In England, you are identified by your full name, your date of birth and your postcode. There is no identity document for everyday use with the sole purpose of providing evidence as to who you are. The idea of a COVID vaccination passport has received much opposition because its use could be extended beyond COVID vaccination-purposes by becoming a general identification document. Many feel that this would be against civil liberties. The same thinking applies to the recent suggestion that proof of identity is needed when voting in the UK. In South Africa, the green identity book (“book of life”) or identity card is the standard way of proving who you are, containing a drained photograph and your lifelong 13-digit identity number.
I can understand the reluctance to have an official form of evidence as to who you are if you consider how the South African identity document came about. During Apartheid a similar book was created but it was only for non-white people. Black people had to carry a passbook with them at all times until 1986. It allowed them to live and work in certain areas, and failure to produce one when demanded by an official, could lead to arrest and expulsion out of “white” South Africa into a “homeland” or reserve. A person’s fingerprints, photograph, employment details, race classification, and the area they were allowed to be in were all in this passbook. Every year, over 125 000 black people were arrested for technicalities regarding a passbook, making it the most hated symbol of the Apartheid era. From 1994 all races could obtain a green identity book.
A postcode in South Africa is not determinative of anything (and not obligatory on rare postal items) other than perhaps a sign you stay in a prestigious area. I remember a very upset CEO in my previous life because the Companies Office had recorded his residential postcode as 8001 and not 8005. This was not for one company where he was a director but around 60 companies across Africa, and I had to oversee these “urgent changes to official records”.

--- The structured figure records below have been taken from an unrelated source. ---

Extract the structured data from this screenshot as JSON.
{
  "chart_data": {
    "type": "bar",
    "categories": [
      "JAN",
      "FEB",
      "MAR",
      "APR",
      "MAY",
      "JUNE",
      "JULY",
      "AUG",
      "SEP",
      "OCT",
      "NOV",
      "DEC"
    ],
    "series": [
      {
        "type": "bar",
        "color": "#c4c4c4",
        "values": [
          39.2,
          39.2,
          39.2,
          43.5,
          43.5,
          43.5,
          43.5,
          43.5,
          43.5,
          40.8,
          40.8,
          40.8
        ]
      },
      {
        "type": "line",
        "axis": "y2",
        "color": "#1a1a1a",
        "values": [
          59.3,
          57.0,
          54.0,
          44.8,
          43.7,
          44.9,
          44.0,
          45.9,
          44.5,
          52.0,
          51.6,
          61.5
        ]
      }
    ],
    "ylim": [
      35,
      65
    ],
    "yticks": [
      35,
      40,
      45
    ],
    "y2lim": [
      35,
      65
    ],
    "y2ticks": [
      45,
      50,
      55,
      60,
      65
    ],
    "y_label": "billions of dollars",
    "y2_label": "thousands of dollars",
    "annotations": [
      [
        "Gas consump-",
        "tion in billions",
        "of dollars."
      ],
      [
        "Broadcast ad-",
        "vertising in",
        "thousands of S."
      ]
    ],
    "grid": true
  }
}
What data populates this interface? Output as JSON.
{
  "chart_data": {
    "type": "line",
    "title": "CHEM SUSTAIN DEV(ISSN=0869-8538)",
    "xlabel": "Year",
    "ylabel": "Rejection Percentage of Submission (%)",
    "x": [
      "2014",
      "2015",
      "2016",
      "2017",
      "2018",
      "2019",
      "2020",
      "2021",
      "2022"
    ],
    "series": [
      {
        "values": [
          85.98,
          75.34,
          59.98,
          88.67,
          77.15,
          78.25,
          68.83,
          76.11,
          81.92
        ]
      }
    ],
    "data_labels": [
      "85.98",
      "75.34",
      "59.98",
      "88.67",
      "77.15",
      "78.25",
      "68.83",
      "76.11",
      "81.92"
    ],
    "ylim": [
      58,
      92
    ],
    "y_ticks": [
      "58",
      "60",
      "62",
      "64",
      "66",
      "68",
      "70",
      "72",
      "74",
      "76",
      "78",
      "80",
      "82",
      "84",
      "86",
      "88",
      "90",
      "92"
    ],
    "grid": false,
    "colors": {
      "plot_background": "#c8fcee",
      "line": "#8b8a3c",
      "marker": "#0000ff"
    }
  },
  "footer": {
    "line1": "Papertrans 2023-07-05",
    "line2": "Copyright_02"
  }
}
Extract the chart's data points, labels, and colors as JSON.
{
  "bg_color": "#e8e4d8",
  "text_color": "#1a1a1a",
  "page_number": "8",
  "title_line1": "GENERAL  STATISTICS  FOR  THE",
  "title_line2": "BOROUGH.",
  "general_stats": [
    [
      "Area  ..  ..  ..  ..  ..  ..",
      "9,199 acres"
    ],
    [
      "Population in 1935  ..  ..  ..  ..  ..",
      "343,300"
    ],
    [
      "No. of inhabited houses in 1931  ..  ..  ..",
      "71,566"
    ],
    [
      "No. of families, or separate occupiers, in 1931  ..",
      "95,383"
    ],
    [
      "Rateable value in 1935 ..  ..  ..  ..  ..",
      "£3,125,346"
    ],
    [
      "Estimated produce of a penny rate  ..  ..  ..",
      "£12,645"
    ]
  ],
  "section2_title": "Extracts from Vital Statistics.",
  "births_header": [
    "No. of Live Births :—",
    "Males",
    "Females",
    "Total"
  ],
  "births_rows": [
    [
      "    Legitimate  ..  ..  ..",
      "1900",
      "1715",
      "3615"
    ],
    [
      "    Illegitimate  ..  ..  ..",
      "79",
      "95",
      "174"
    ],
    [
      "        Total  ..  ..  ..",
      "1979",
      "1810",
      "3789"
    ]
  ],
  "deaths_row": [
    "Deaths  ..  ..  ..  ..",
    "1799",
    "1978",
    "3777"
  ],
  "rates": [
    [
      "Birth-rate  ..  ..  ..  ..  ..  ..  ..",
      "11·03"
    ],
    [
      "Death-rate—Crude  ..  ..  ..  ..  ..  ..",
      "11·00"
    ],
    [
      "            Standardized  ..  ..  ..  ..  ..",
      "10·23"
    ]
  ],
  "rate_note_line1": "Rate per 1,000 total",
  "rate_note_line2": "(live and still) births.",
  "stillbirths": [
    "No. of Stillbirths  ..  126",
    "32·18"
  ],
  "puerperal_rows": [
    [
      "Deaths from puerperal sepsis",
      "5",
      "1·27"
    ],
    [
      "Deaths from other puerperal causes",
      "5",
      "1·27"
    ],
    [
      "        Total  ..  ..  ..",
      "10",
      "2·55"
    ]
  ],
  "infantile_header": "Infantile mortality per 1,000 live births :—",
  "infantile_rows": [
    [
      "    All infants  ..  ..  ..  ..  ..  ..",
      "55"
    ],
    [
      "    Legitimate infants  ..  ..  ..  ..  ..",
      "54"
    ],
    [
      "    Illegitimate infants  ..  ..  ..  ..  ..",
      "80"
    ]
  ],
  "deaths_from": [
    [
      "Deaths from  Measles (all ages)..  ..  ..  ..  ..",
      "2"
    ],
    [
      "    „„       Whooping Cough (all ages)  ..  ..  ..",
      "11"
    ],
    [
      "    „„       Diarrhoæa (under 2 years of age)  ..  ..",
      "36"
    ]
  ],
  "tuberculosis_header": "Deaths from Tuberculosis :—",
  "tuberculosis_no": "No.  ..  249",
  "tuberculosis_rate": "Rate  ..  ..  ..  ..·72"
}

In the UK, a postcode is a powerful set of numbers and letters identifying who you are, and not just as a sign of wealth or class. If you move, best you forget about unpacking boxes and cleaning cupboards, and focus on getting your new address updated with everyone from the vet to Transport for London. With the last move, I had to notify 38 businesses/entities of our change of address, and some had to be changed a few times before the changes stuck. Thousands of changes are made to the UK’s master postcode file every day as people move home and new businesses start-up which amounts to 1.3 million changes a year.
Postcodes are made of 5 to 7 digit alphanumeric characters. The resulting postcodes are not randomly given or assigned. There are rules behind what letters and numbers are allocated. The first two letters refer to the nearest large town or city, or the postcode area and there are 124 of these in the UK . The average size of a postcode area is 776 square miles and the average population is 533 000. The number which follows is a district within that area. There are 3 000 postcode districts in the UK and the last two letters represent on average about 17 homes, flats or apartments unless the postcode is that of a large business or a major delivery point, for example – SW1A 1AA is Buckingham Palace’s own postcode. The use of both letters and numbers is based on humans being able to better remember a mixture of letters and numbers. There are 1.8 million postcodes covering 29 million addresses in the UK.
The history of the UK postcode goes back to 1857/58, when London was divided into postal districts: Central London was divided into EC and WC, and Outer London areas were given N, NE, E, SE, SW, S, W, and NW postal codes. Both the NE and S sectors were abolished later in London and used elsewhere in the UK. Other areas in the UK began to follow, such as the city of Liverpool which was divided into Northern, Eastern, Southern, and Western districts in 1864/65. Manchester and Salford were divided into eight districts in 1867/68. Only in 1917 were numbers added to the postal districts to create sub-districts and this was to help the women postal sorters (a bit disparagingly) while the usual male workers were away at war.
There are 11 postcodes to cover British overseas territories including British Antarctic Territory (BIQQ 1ZZ), Gibraltar (GX11 1AA) and the Falkland Islands (FIQQ 1ZZ). The British Forces Post Office has its own postcode, BF. The Royal Mail uses the “made-up” postcode prefix FX for training purposes.
When the world opens-up to travel and you can visit the UK, have your hotel’s postcode handy. Use it with apps to find-out how to get somewhere and how to get back to your hotel (the modern Hansel and Gretel bread crumbs), use it to send all your online shopping to your hotel and if you live here, be ready to rattle it off as the key or magic code to living and working in the UK. I cannot remember my NHS number, Husband’s mobile number, the van’s licence plate numbers and letters, or my national insurance number, but I can recite my current and old passcode in my sleep.